Making the Invisible Hand Visible: Managers and the Allocation of Workers to Jobs - Match workers to jobs they’re good at. // “My results imply that the visible hands of managers match workers' specific skills to specialized jobs, leading to an improvement in the productivity of existing workers that outlasts the managers' time at the firm.”
‘But I’m not creative’: The role of creativity and connection in content design - An overlooked part of creating: establish your taste in things and apply it to your work. When working with (editing) others, figuring out what their taste is, and apply it to their work.
Will Zero-Click Search Kill My B2B Website? - Make sure your marketing content gets picked up by the AI. This probably means the standard SEO stuff: put out a lot of it loaded with keywords and rephrasing, spread across different URLs. Related:
Your Next Move: Capitalize on Marketing Your AI - “As AI pushes this evolution even further, 70% of U.S. B2B buyers will rely on GenAI tools throughout their buying process by 2028.” // Advice on marketing AI stuff.
Edisum: Summarizing and Explaining Wikipedia Edits at Scale - A prompt for summarizing edits made to text.

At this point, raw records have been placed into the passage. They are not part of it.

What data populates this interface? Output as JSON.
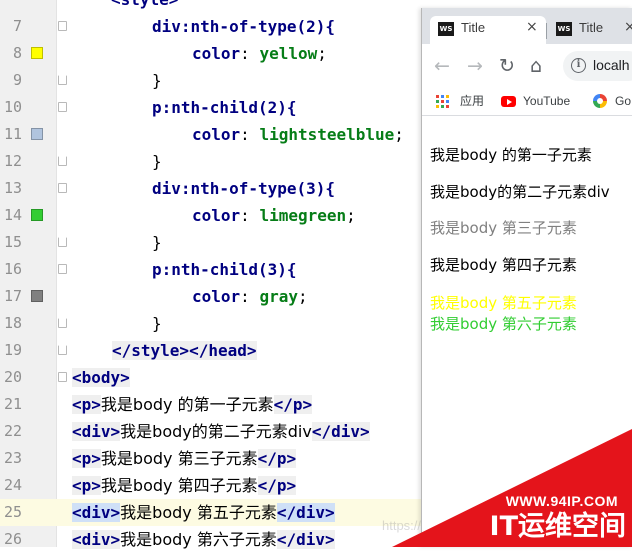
{
  "editor": {
    "lines": [
      {
        "num": "7",
        "swatch": null,
        "fold": "start",
        "indent": 2,
        "parts": [
          [
            "sel",
            "div:nth-of-type(2){"
          ]
        ]
      },
      {
        "num": "8",
        "swatch": "#ffff00",
        "fold": null,
        "indent": 3,
        "parts": [
          [
            "prop",
            "color"
          ],
          [
            "plain",
            ": "
          ],
          [
            "val",
            "yellow"
          ],
          [
            "plain",
            ";"
          ]
        ]
      },
      {
        "num": "9",
        "swatch": null,
        "fold": "end",
        "indent": 2,
        "parts": [
          [
            "plain",
            "}"
          ]
        ]
      },
      {
        "num": "10",
        "swatch": null,
        "fold": "start",
        "indent": 2,
        "parts": [
          [
            "sel",
            "p:nth-child(2){"
          ]
        ]
      },
      {
        "num": "11",
        "swatch": "#b0c4de",
        "fold": null,
        "indent": 3,
        "parts": [
          [
            "prop",
            "color"
          ],
          [
            "plain",
            ": "
          ],
          [
            "val",
            "lightsteelblue"
          ],
          [
            "plain",
            ";"
          ]
        ]
      },
      {
        "num": "12",
        "swatch": null,
        "fold": "end",
        "indent": 2,
        "parts": [
          [
            "plain",
            "}"
          ]
        ]
      },
      {
        "num": "13",
        "swatch": null,
        "fold": "start",
        "indent": 2,
        "parts": [
          [
            "sel",
            "div:nth-of-type(3){"
          ]
        ]
      },
      {
        "num": "14",
        "swatch": "#32cd32",
        "fold": null,
        "indent": 3,
        "parts": [
          [
            "prop",
            "color"
          ],
          [
            "plain",
            ": "
          ],
          [
            "val",
            "limegreen"
          ],
          [
            "plain",
            ";"
          ]
        ]
      },
      {
        "num": "15",
        "swatch": null,
        "fold": "end",
        "indent": 2,
        "parts": [
          [
            "plain",
            "}"
          ]
        ]
      },
      {
        "num": "16",
        "swatch": null,
        "fold": "start",
        "indent": 2,
        "parts": [
          [
            "sel",
            "p:nth-child(3){"
          ]
        ]
      },
      {
        "num": "17",
        "swatch": "#808080",
        "fold": null,
        "indent": 3,
        "parts": [
          [
            "prop",
            "color"
          ],
          [
            "plain",
            ": "
          ],
          [
            "val",
            "gray"
          ],
          [
            "plain",
            ";"
          ]
        ]
      },
      {
        "num": "18",
        "swatch": null,
        "fold": "end",
        "indent": 2,
        "parts": [
          [
            "plain",
            "}"
          ]
        ]
      },
      {
        "num": "19",
        "swatch": null,
        "fold": "end",
        "indent": 1,
        "parts": [
          [
            "tag",
            "</style>"
          ],
          [
            "tag",
            "</head>"
          ]
        ]
      },
      {
        "num": "20",
        "swatch": null,
        "fold": "start",
        "indent": 0,
        "parts": [
          [
            "tag",
            "<body>"
          ]
        ]
      },
      {
        "num": "21",
        "swatch": null,
        "fold": null,
        "indent": 0,
        "parts": [
          [
            "tag",
            "<p>"
          ],
          [
            "cjk",
            "我是body 的第一子元素"
          ],
          [
            "tag",
            "</p>"
          ]
        ]
      },
      {
        "num": "22",
        "swatch": null,
        "fold": null,
        "indent": 0,
        "parts": [
          [
            "tag",
            "<div>"
          ],
          [
            "cjk",
            "我是body的第二子元素div"
          ],
          [
            "tag",
            "</div>"
          ]
        ]
      },
      {
        "num": "23",
        "swatch": null,
        "fold": null,
        "indent": 0,
        "parts": [
          [
            "tag",
            "<p>"
          ],
          [
            "cjk",
            "我是body 第三子元素"
          ],
          [
            "tag",
            "</p>"
          ]
        ]
      },
      {
        "num": "24",
        "swatch": null,
        "fold": null,
        "indent": 0,
        "parts": [
          [
            "tag",
            "<p>"
          ],
          [
            "cjk",
            "我是body 第四子元素"
          ],
          [
            "tag",
            "</p>"
          ]
        ]
      },
      {
        "num": "25",
        "swatch": null,
        "fold": null,
        "indent": 0,
        "current": true,
        "parts": [
          [
            "tagsel",
            "<div>"
          ],
          [
            "cjk",
            "我是body 第五子元素"
          ],
          [
            "tagsel",
            "</div>"
          ]
        ]
      },
      {
        "num": "26",
        "swatch": null,
        "fold": null,
        "indent": 0,
        "parts": [
          [
            "tag",
            "<div>"
          ],
          [
            "cjk",
            "我是body 第六子元素"
          ],
          [
            "tag",
            "</div>"
          ]
        ]
      }
    ],
    "top_partial": "<style>"
  },
  "browser": {
    "tabs": [
      {
        "icon": "WS",
        "title": "Title",
        "close": "×"
      },
      {
        "icon": "WS",
        "title": "Title",
        "close": "×"
      }
    ],
    "url": "localh",
    "bookmarks": [
      {
        "name": "apps",
        "label": "应用"
      },
      {
        "name": "youtube",
        "label": "YouTube"
      },
      {
        "name": "google",
        "label": "Go"
      }
    ],
    "content": [
      {
        "text": "我是body 的第一子元素",
        "color": "#000000"
      },
      {
        "text": "我是body的第二子元素div",
        "color": "#000000"
      },
      {
        "text": "我是body 第三子元素",
        "color": "#808080"
      },
      {
        "text": "我是body 第四子元素",
        "color": "#000000"
      },
      {
        "text": "我是body 第五子元素",
        "color": "#ffff00"
      },
      {
        "text": "我是body 第六子元素",
        "color": "#32cd32"
      }
    ]
  },
  "watermark": {
    "site": "WWW.94IP.COM",
    "brand": "IT运维空间",
    "faint": "https://"
  }
}
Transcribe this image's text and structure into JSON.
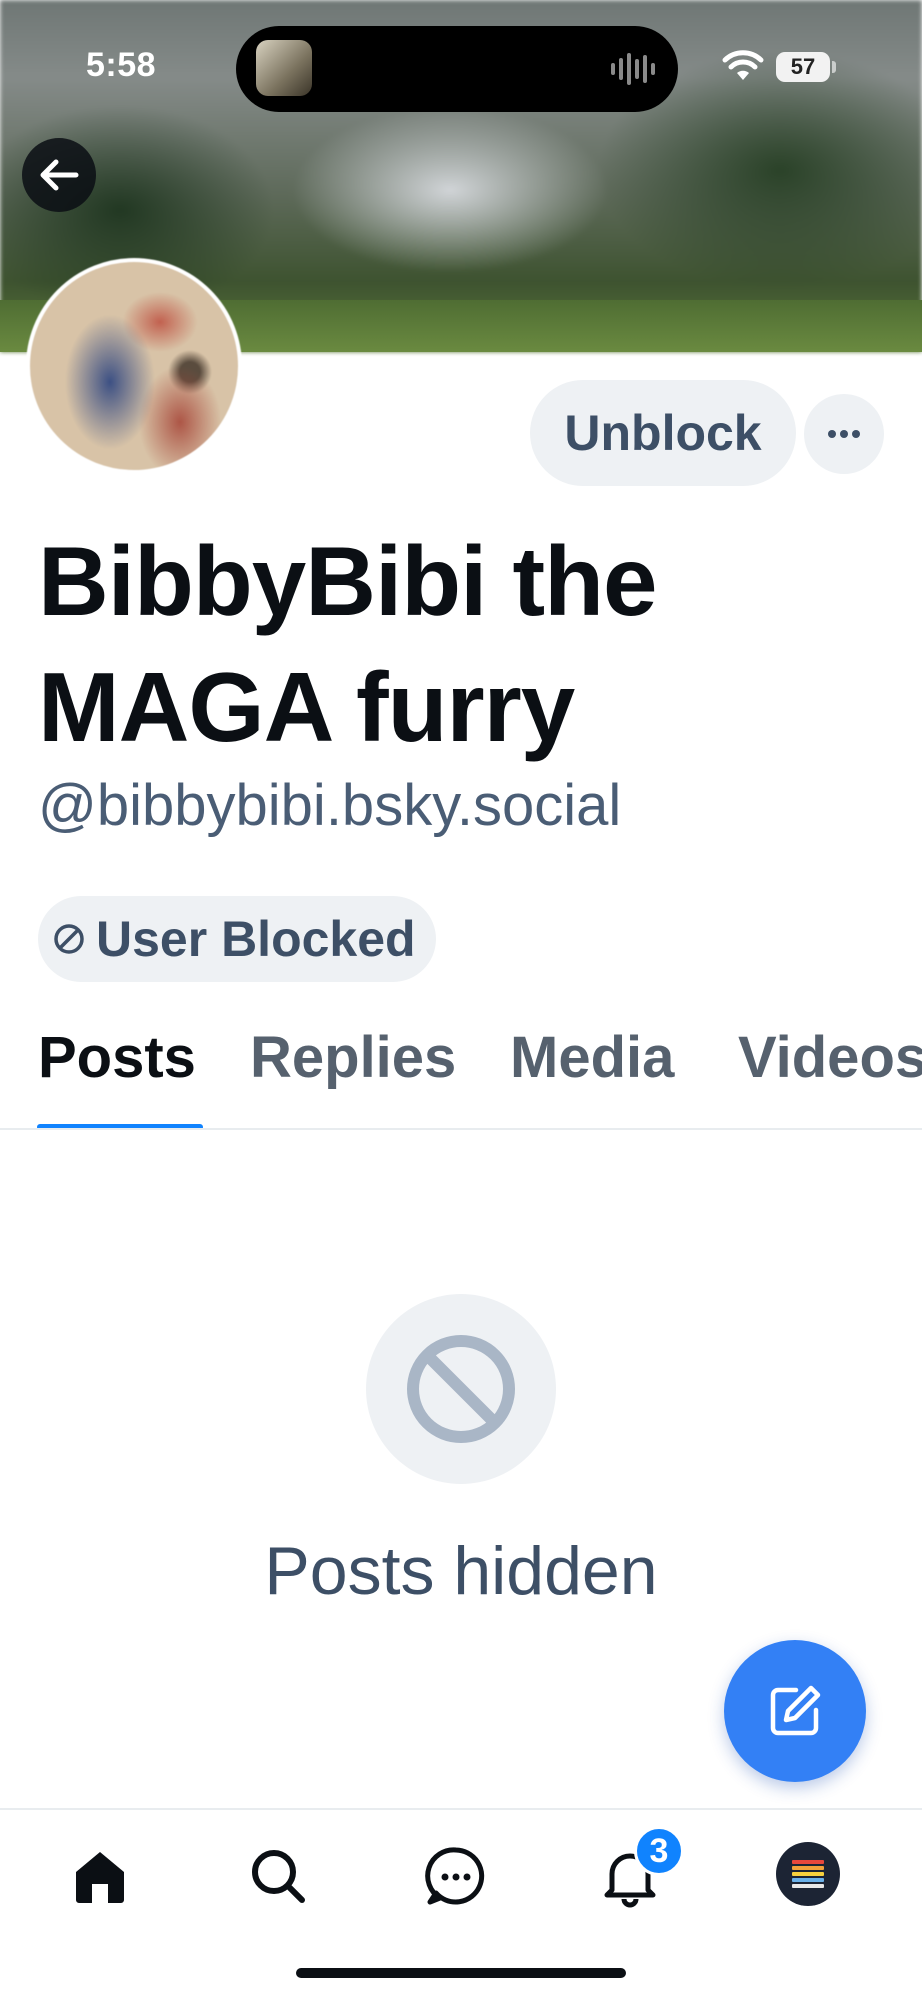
{
  "status_bar": {
    "time": "5:58",
    "battery": "57"
  },
  "profile": {
    "display_name": "BibbyBibi the MAGA furry",
    "handle": "@bibbybibi.bsky.social",
    "unblock_label": "Unblock",
    "blocked_badge": "User Blocked"
  },
  "tabs": [
    {
      "label": "Posts",
      "active": true
    },
    {
      "label": "Replies",
      "active": false
    },
    {
      "label": "Media",
      "active": false
    },
    {
      "label": "Videos",
      "active": false
    }
  ],
  "empty_state": {
    "icon": "block-icon",
    "text": "Posts hidden"
  },
  "bottom_nav": {
    "items": [
      "home-icon",
      "search-icon",
      "chat-icon",
      "bell-icon",
      "profile-avatar"
    ],
    "notification_count": "3"
  },
  "colors": {
    "accent": "#1083fe",
    "fab": "#3380f5",
    "muted_text": "#3d4f66",
    "pill_bg": "#eef1f4"
  }
}
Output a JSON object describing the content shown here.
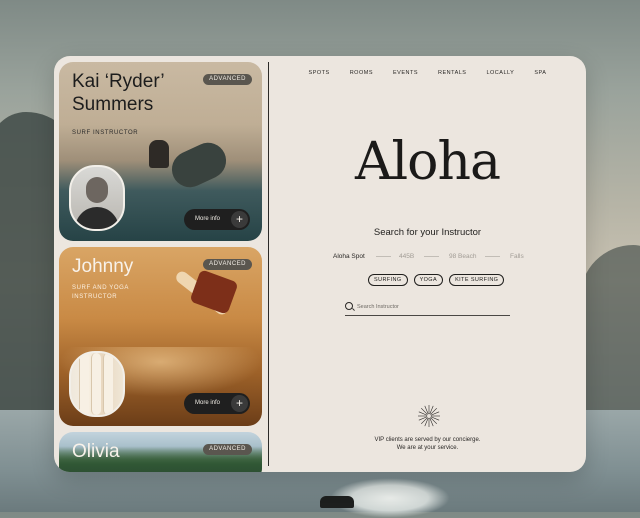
{
  "instructors": [
    {
      "name": "Kai ‘Ryder’ Summers",
      "level": "ADVANCED",
      "role": "SURF INSTRUCTOR",
      "more_label": "More info",
      "plus_label": "+"
    },
    {
      "name": "Johnny",
      "level": "ADVANCED",
      "role": "SURF AND YOGA INSTRUCTOR",
      "more_label": "More info",
      "plus_label": "+"
    },
    {
      "name": "Olivia",
      "level": "ADVANCED"
    }
  ],
  "nav": [
    "SPOTS",
    "ROOMS",
    "EVENTS",
    "RENTALS",
    "LOCALLY",
    "SPA"
  ],
  "brand_title": "Aloha",
  "search_heading": "Search for your Instructor",
  "spots": [
    "Aloha Spot",
    "445B",
    "98 Beach",
    "Falls"
  ],
  "chips": [
    "SURFING",
    "YOGA",
    "KITE SURFING"
  ],
  "search": {
    "placeholder": "Search Instructor",
    "value": ""
  },
  "concierge": [
    "VIP clients are served by our concierge.",
    "We are at your service."
  ],
  "icons": {
    "search": "search-icon",
    "plus": "plus-icon",
    "sunburst": "sunburst-icon"
  },
  "colors": {
    "panel": "#ece6df",
    "dark": "#1f1f1f",
    "badge": "#5a564f"
  }
}
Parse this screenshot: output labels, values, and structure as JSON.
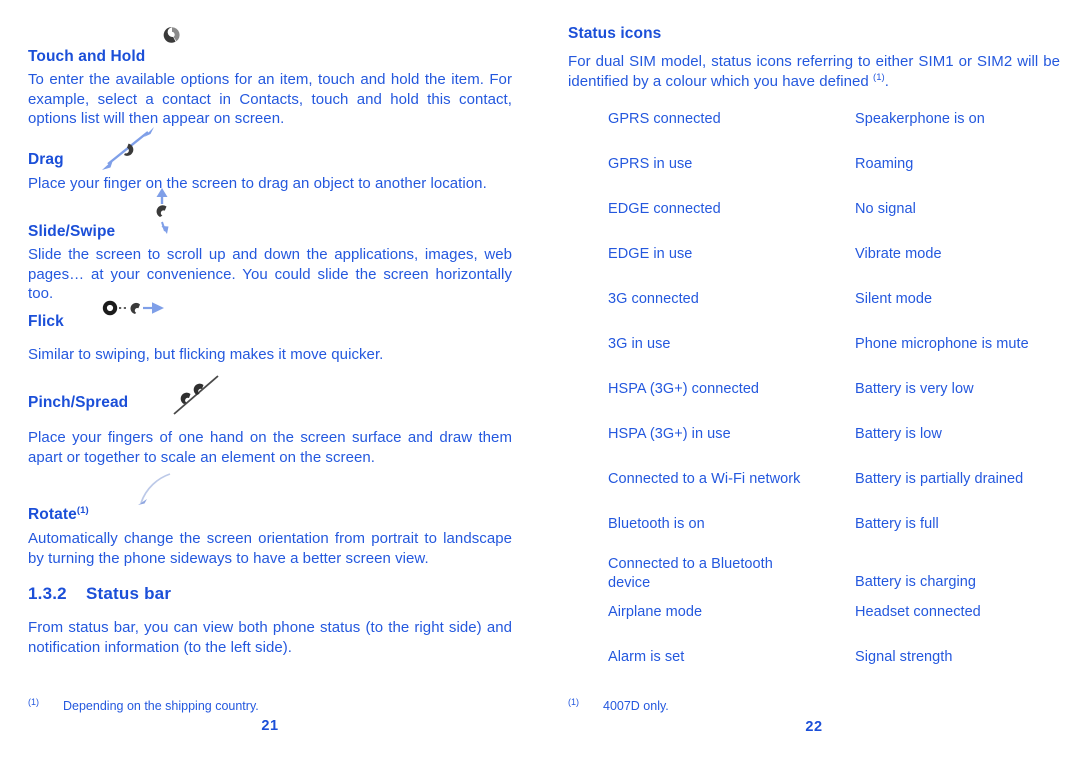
{
  "document": {
    "accent_color": "#1b4fd8",
    "body_color": "#2458de",
    "icon_dark_color": "#333333",
    "arrow_color": "#7f9fe8"
  },
  "left_page": {
    "page_number": "21",
    "sections": [
      {
        "heading": "Touch and Hold",
        "icon": "touch-hold-icon",
        "body": "To enter the available options for an item, touch and hold the item. For example, select a contact in Contacts, touch and hold this contact, options list will then appear on screen."
      },
      {
        "heading": "Drag",
        "icon": "drag-diagonal-arrow-icon",
        "body": "Place your finger on the screen to drag an object to another location."
      },
      {
        "heading": "Slide/Swipe",
        "icon": "slide-swipe-vertical-arrow-icon",
        "body": "Slide the screen to scroll up and down the applications, images, web pages… at your convenience. You could slide the screen horizontally too."
      },
      {
        "heading": "Flick",
        "icon": "flick-arrow-icon",
        "body": "Similar to swiping, but flicking makes it move quicker."
      },
      {
        "heading": "Pinch/Spread",
        "icon": "pinch-spread-icon",
        "body": "Place your fingers of one hand on the screen surface and draw them apart or together to scale an element on the screen."
      },
      {
        "heading": "Rotate",
        "heading_footnote": "(1)",
        "icon": "rotate-arc-icon",
        "body": "Automatically change the screen orientation from portrait to landscape by turning the phone sideways to have a better screen view."
      }
    ],
    "section_heading": {
      "number": "1.3.2",
      "title": "Status bar"
    },
    "section_body": "From status bar, you can view both phone status (to the right side) and notification information (to the left side).",
    "footnote": {
      "mark": "(1)",
      "text": "Depending on the shipping country."
    }
  },
  "right_page": {
    "page_number": "22",
    "heading": "Status icons",
    "intro_before_footnote": "For dual SIM model, status icons referring to either SIM1 or SIM2 will be identified by a colour which you have defined ",
    "intro_footnote_mark": "(1)",
    "intro_after_footnote": ".",
    "icon_rows": [
      {
        "left": "GPRS connected",
        "right": "Speakerphone is on"
      },
      {
        "left": "GPRS in use",
        "right": "Roaming"
      },
      {
        "left": "EDGE connected",
        "right": "No signal"
      },
      {
        "left": "EDGE in use",
        "right": "Vibrate mode"
      },
      {
        "left": "3G connected",
        "right": "Silent mode"
      },
      {
        "left": "3G in use",
        "right": "Phone microphone is mute"
      },
      {
        "left": "HSPA (3G+) connected",
        "right": "Battery is very low"
      },
      {
        "left": "HSPA (3G+) in use",
        "right": "Battery is low"
      },
      {
        "left": "Connected to a Wi-Fi network",
        "right": "Battery is partially drained"
      },
      {
        "left": "Bluetooth is on",
        "right": "Battery is full"
      },
      {
        "left": "Connected to a Bluetooth device",
        "right": "Battery is charging"
      },
      {
        "left": "Airplane mode",
        "right": "Headset connected"
      },
      {
        "left": "Alarm is set",
        "right": "Signal strength"
      }
    ],
    "footnote": {
      "mark": "(1)",
      "text": "4007D only."
    }
  }
}
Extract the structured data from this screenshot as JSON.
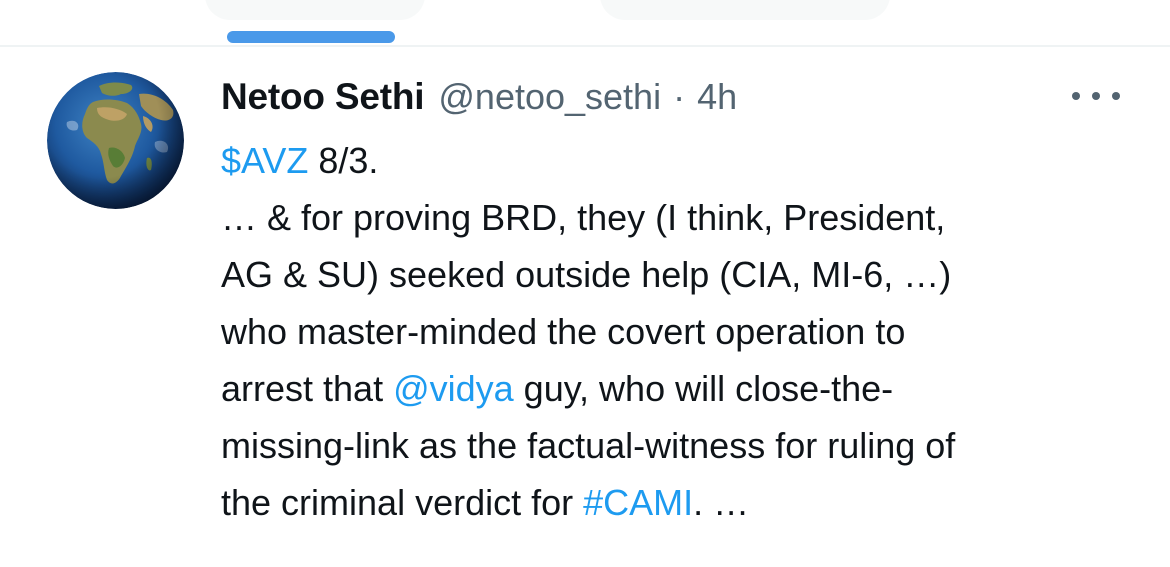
{
  "colors": {
    "accent": "#1d9bf0",
    "tab_indicator": "#4a99e9",
    "secondary_text": "#536471",
    "primary_text": "#0f1419",
    "divider": "#eff3f4"
  },
  "tweet": {
    "author": {
      "display_name": "Netoo Sethi",
      "handle": "@netoo_sethi",
      "avatar_icon": "earth-globe-icon"
    },
    "separator": "·",
    "time": "4h",
    "more_icon": "more-options-icon",
    "cashtag": "$AVZ",
    "line1_rest": " 8/3.",
    "line2": "… & for proving BRD, they (I think, President,",
    "line3": "AG & SU) seeked outside help (CIA, MI-6, …)",
    "line4": "who master-minded the covert operation to",
    "line5_before": "arrest that ",
    "mention": "@vidya",
    "line5_after": " guy, who will close-the-",
    "line6": "missing-link as the factual-witness for ruling of",
    "line7_before": "the criminal verdict for ",
    "hashtag": "#CAMI",
    "line7_after": ". …"
  }
}
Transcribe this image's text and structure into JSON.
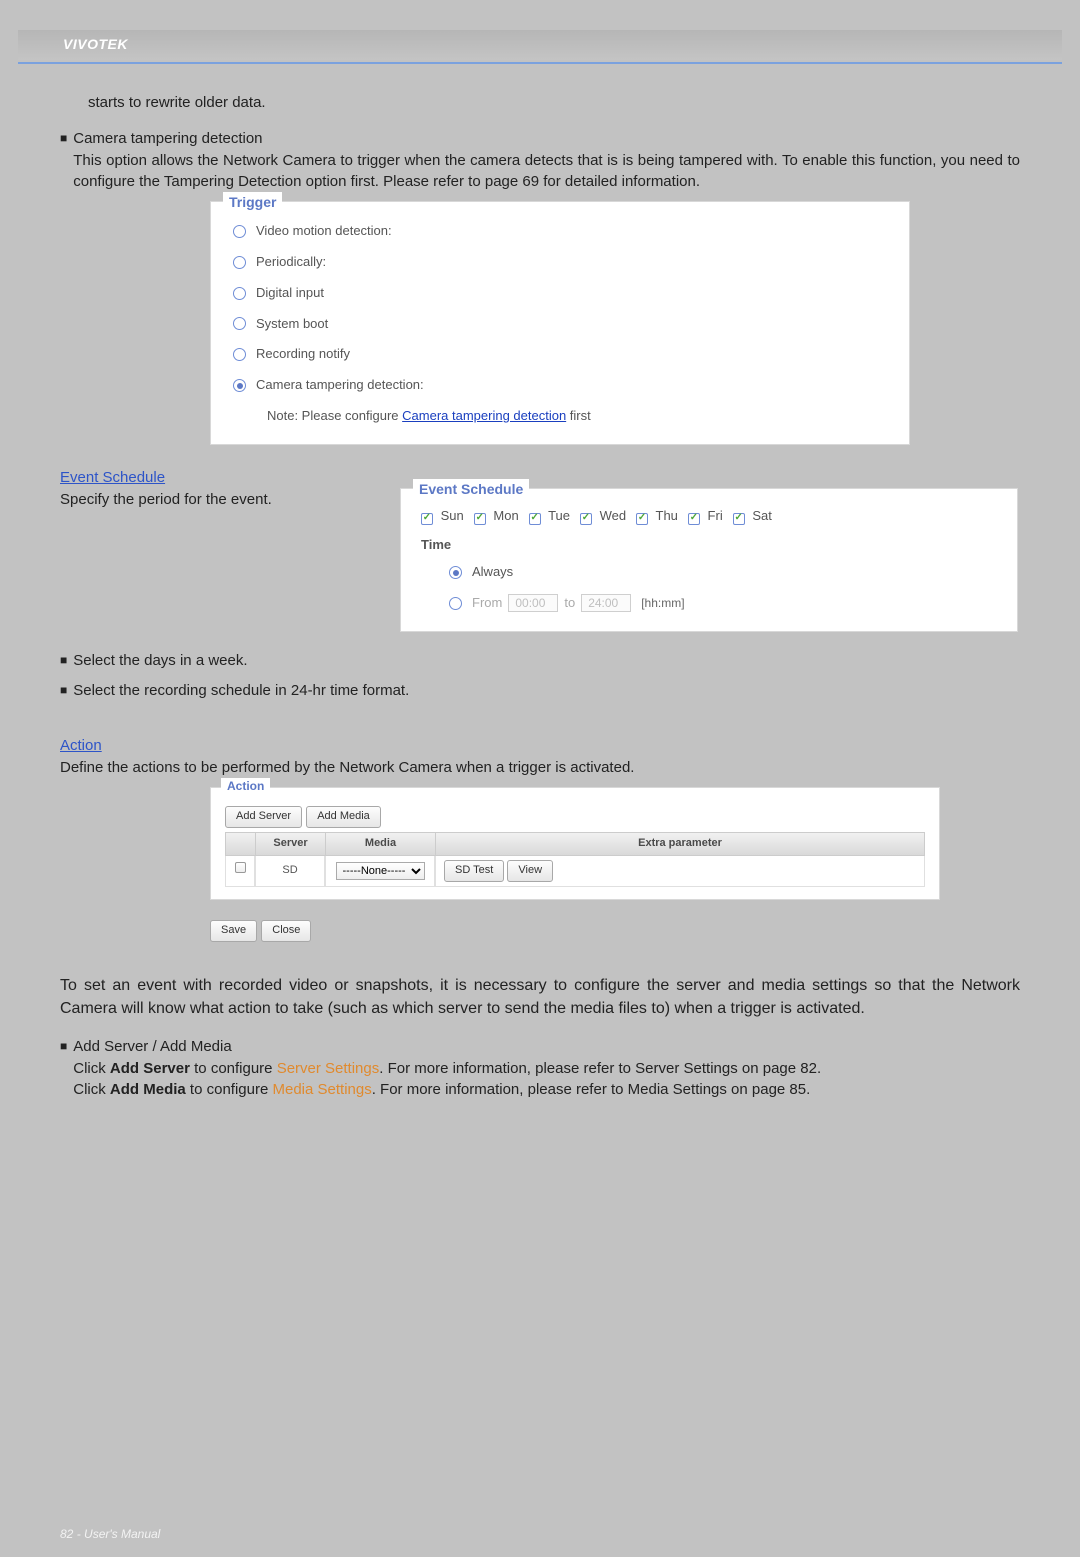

UX Case Study: SubStack WIP - UI tricks.
Detecting AI-Generated Text by Uncovering Its Statistical “Tells”Cloud - Community - ”The next time you read something that feels just a little too perfect, pause. You might not just be spotting an AI. You might be feeling the absence of the beautiful, chaotic, and unmistakable fingerprint of a human mind.” // You know, I would treat this kind of thing as an overview of the robot’s default style. You can train it to write like you (or whoever) and remove a lot of these “tells.” But, that training takes time and refining, so most people will likely just go with the default, uh, “AI voice.”
How Kraft Heinz measures AI project value - ”Team members use the platform to analyze and summarize documents or dense industry reports, as well as to optimize and access standard operating procedures on a factory floor. The engine also helped streamline SAP rollouts in China and automate routine financials. Nestor said he has the platform bookmarked in his browser and uses it on a daily basis. ”
INFILTRATE. SURVEY. PERCEIVE by Reyes Makes Games - This is fun, kind of pranky game to play in a house with others.
”Suffice to say, 90s were great so I approve.” American abroad data-points
And: “the restaurant (in Bordeaux) was out of Bordeaux but said they gave a great New England IPA, and the bar in a part of town with no tourists was playing old NFL highlights.”
“Fucking only stall.” Stay classy, New York.
The SpringOne conference is coming up soon, August 25th to 28th. If you’re one of the millions of people who do enterprise software with Java, you should come check it out.
I had the robot (ChatGPT 4o) rework my original text - what you’re reading - to make it “more clear and concise.” As from all those stupid m-dashes I had to replace with hyphen (not to hide the AI, but because I hate m-dashes), the new text seems fine…? Also, it left out my propane story. And check out those clipped sentences it likes to use a lot.
This gets to why therapy with AIs is, great, however. Just like a therapist, a human DM is not always available. But, an AI is always available for just €23 (pre-tax?) a month, whether that’s for talking with dragons or sorting your mental shit out.